Sixteen-year-old Lilya (Oksana Akinshina) lives with her mother (Ljubov Agapova) in an unnamed Russian city, an urban wasteland of ruined and abandoned buildings. She has never seen her father, who ran out on them. Lilya is ecstatic when she learns that they will be moving to the United States, thanks to the new man in her mother's life. However, she is plunged into despair when her mother tells her that due to a change of plans, they will send for her later.

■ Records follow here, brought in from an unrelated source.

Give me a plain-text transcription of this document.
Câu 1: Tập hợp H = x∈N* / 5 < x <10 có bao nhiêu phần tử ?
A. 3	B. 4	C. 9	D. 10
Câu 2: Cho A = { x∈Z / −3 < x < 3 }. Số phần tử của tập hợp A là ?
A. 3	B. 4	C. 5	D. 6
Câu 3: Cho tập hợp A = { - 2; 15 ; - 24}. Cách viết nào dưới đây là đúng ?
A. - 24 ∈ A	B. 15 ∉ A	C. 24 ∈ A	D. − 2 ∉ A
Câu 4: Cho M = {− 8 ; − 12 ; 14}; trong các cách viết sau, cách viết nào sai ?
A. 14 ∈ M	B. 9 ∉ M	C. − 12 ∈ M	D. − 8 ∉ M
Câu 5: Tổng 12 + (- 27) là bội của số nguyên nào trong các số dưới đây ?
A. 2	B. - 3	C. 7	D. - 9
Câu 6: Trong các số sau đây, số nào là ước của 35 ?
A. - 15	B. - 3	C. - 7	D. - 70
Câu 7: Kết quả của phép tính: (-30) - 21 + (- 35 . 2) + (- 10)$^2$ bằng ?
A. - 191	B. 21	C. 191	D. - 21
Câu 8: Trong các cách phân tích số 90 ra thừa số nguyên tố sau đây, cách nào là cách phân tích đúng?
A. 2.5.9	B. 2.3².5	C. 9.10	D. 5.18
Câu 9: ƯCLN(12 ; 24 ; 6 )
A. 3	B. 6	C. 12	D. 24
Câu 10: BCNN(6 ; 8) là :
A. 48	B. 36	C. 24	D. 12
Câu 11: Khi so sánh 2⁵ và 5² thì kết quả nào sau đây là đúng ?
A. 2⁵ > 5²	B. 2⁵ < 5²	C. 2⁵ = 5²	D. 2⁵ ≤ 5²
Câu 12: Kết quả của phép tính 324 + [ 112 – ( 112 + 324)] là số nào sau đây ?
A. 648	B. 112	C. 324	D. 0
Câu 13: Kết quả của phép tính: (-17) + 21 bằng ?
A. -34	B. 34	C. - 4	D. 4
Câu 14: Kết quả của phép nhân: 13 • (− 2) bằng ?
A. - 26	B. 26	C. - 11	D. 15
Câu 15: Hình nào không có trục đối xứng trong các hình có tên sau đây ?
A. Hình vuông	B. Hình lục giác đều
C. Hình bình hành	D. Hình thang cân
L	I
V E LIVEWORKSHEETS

It takes a while for Lilya to realize that she has essentially been abandoned by her selfish mother. Her aunt Anna (Lillia Shinkareva) forces her to leave the apartment that has been her home and move into a wretched one where an old man has just died. Trying to escape her worries, Lilya goes to a club with Natasha (Elina Benenson). Her friend has sex with a man who pays her. When Natasha's father finds out about the money, she says she got it from Lilya. Branded a libertine and ostracized in the community of poor elderly women and young thugs, Lilya befriends fourteen-year-old Volodya (Artiom Bogucharski), a lonely boy repeatedly beaten and thrown out of his home by an abusive father. Volodya plays basketball at night with a small object. He takes Lilya to an abandoned submarine base where they sniff glue and talk about death.

Called in by social welfare, Lilya learns that her mother has disowned her. In a pit of depression, she goes to the club and prostitutes herself. Later, she meets Andrei (Pavel Ponomaryev), who takes a fancy to her. They become friends and he offers to take her with him to Sweden where he has a job. Yearning for a better life and an escape from the prison of poverty and meaninglessness, Lilya accepts his proposition. What she discovers in Sweden is another dimension of hell.

In his extraordinary film Wings of Desire, Wim Wenders focuses on two angels in Berlin who watch over the affairs of men and women. Their job is to observe, collect, preserve, and testify. No one can see them — except children — as they move through the apartments, streets, and subways of the city. The idea of angels is very comforting, especially to those who have no one to watch over them.

In Lilya 4-Ever, the two teenagers talk about angels. Volodya believes in them; Lilya reveals that her most prized possession is a painting of an angel and a child. They both yearn for a God who cherishes human beings and will never abandon or abuse anyone. The dreamlike sequences in this story involving angels speak to the heart rather than to the head. They help us sense the startling abyss of emptiness and loss that envelops these two innocents, whose hope wears thin in the face of one deprivation and defeat after another.